Dogmas e consensos são jogados no lixo em nome do interesse nacional e da face do imperialismo, o que nos faz lembrar do colonialismo europeu dos séculos 18 e 19.
Nacionalismo, racismo, homofobia, machismo, obscurantismo e negacionismo se expressam no ódio ao imigrante. O fundamentalismo religioso alimenta guerras e o ódio a culturas que não as nacionais. A Europa se afunda na contradição do fim do bônus demográfico e a negação da urgente e necessária imigração para sustentar suas economias estagnadas, situação agravada pela guerra da Ucrânia.

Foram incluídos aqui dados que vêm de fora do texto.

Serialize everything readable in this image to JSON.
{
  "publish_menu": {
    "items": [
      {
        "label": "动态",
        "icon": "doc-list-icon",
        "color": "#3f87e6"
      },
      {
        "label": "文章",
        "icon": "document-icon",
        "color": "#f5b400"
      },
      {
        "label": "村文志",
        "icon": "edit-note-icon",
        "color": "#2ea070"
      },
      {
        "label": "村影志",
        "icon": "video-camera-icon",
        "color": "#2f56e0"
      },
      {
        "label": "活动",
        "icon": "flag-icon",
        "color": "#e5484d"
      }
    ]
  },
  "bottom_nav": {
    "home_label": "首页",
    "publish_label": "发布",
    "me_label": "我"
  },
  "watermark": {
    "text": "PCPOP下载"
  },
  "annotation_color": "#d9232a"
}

As saídas estão em disputa, e a eleição na Alemanha e nos Estados Unidos são exemplos dos dilemas e riscos. Não há mais eleições nacionais. O que fica demonstrado com a vitória de Donald Trump e sua política externa intervencionista e imperialista, que se expressa nas decisões de agravar a guerra comercial e tecnológica com a China e todos os parceiros – sejam eles amigos ou adversários –, pôr fim à guerra da Ucrânia e apoiar abertamente Israel no conflito palestino, estender sua influência e mesmo domínio sobre a Groenlândia, Canadá e o Canal do Panamá, além da decisão de derrotar o governo trabalhista inglês ou de apoiar a extrema direita na Alemanha e em toda Europa, tendo a primeira-ministra da Itália, Georgia Meloni, como líder da articulação conservadora mundial na Europa.

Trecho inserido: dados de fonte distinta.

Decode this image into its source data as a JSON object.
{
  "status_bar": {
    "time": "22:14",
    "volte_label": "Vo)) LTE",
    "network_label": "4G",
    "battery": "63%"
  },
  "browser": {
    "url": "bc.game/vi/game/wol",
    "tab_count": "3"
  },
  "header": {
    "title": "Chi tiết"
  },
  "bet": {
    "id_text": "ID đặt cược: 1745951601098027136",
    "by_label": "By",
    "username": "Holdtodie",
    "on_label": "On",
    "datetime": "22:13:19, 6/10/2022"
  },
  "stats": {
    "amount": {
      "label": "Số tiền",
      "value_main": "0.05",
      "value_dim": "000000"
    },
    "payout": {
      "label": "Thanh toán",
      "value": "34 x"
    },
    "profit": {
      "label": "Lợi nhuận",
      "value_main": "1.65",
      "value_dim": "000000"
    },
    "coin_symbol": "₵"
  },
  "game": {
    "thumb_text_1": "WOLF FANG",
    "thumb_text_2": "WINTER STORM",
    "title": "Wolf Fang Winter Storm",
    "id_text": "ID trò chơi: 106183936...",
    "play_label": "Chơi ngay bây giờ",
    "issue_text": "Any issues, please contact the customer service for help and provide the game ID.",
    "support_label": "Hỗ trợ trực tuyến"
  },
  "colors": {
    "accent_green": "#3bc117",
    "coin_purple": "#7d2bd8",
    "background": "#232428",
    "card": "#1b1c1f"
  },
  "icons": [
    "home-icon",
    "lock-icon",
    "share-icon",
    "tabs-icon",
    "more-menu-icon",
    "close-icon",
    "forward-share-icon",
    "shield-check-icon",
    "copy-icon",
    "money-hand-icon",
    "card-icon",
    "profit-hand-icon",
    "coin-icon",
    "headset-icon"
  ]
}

Se cada país e nação cuida de seu destino e soberania, e se a democracia corre o risco com um retrocesso civilizatório, a questão nacional e a questão democrática passam a ser estratégicas e decisivas para todos os países, e mais ainda para o Brasil. Como em outros momentos históricos, temos de articular a questão nacional com a democrática, sem perder de vista os interesses do povo brasileiro e das classes trabalhadoras.
Nossas elites estão articuladas e integradas na hegemonia norte-americana e europeia, que constituíram nossa economia no século 20. Uma economia agravada por sua financeirização extrema, expressa na abertura indiscriminada, privatização e desregulamentação, quando a experiência chinesa e a dos próprios Estados Unidos recomendam colocar o interesse nacional em primeiro lugar e dotar o Estado Nacional de condições para desenvolver e proteger a economia nacional. Esse é um momento decisivo para os setores das nossas elites que se alinharam à frente ampla em 2022 e se opuseram ao risco que Jair Bolsonaro representava para o País. Os retrocessos, neste momento, são igualmente perigosos – e em escala global –, com impacto direto sobre o futuro brasileiro.

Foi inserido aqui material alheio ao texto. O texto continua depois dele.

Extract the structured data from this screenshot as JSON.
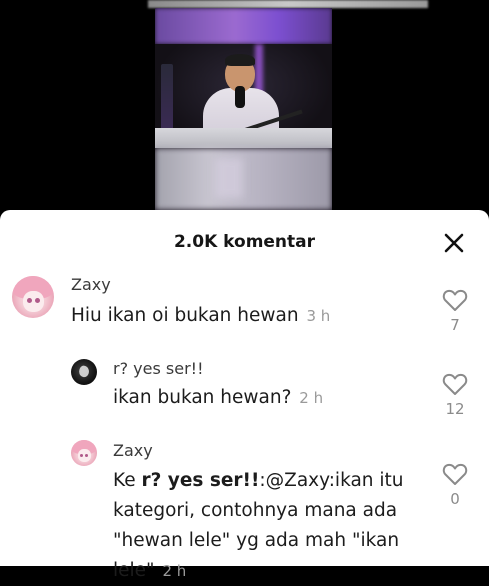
{
  "sheet": {
    "title": "2.0K komentar"
  },
  "comments": [
    {
      "username": "Zaxy",
      "avatar": "anime-girl-pink-hair",
      "text": "Hiu ikan oi bukan hewan",
      "time": "3 h",
      "likes": "7"
    },
    {
      "username": "r? yes ser!!",
      "avatar": "dark-splash",
      "text": "ikan bukan hewan?",
      "time": "2 h",
      "likes": "12"
    },
    {
      "username": "Zaxy",
      "avatar": "anime-girl-pink-hair",
      "reply_prefix": "Ke",
      "reply_to": "r? yes ser!!",
      "text_line1_rest": ":@Zaxy:ikan itu",
      "text_line2": "kategori, contohnya mana ada",
      "text_line3": "\"hewan lele\" yg ada mah \"ikan",
      "text_line4": "lele\"",
      "time": "2 h",
      "likes": "0"
    }
  ],
  "icons": {
    "close": "close-icon",
    "like": "heart-outline-icon"
  }
}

Os partidos, líderes e movimentos sociais que defendem os interesses populares e nacionais têm um desafio para além de representar as classes trabalhadoras e seus interesses na disputa pela riqueza e distribuição de renda, ou da representação dos interesses de nossas elites não-bolsonaristas e não-extremistas: assumir a defesa da Nação e sua soberania e assegurar a democracia para construir uma maioria nacional que permita defender o Brasil e ao mesmo tempo dar continuidade ao fio da História de um país soberano, democrático e justo.
(*) José Dirceu foi ministro-chefe da Casa Civil no primeiro governo Lula (2003-2005), presidente nacional do Partido dos Trabalhadores e deputado federal por São Paulo.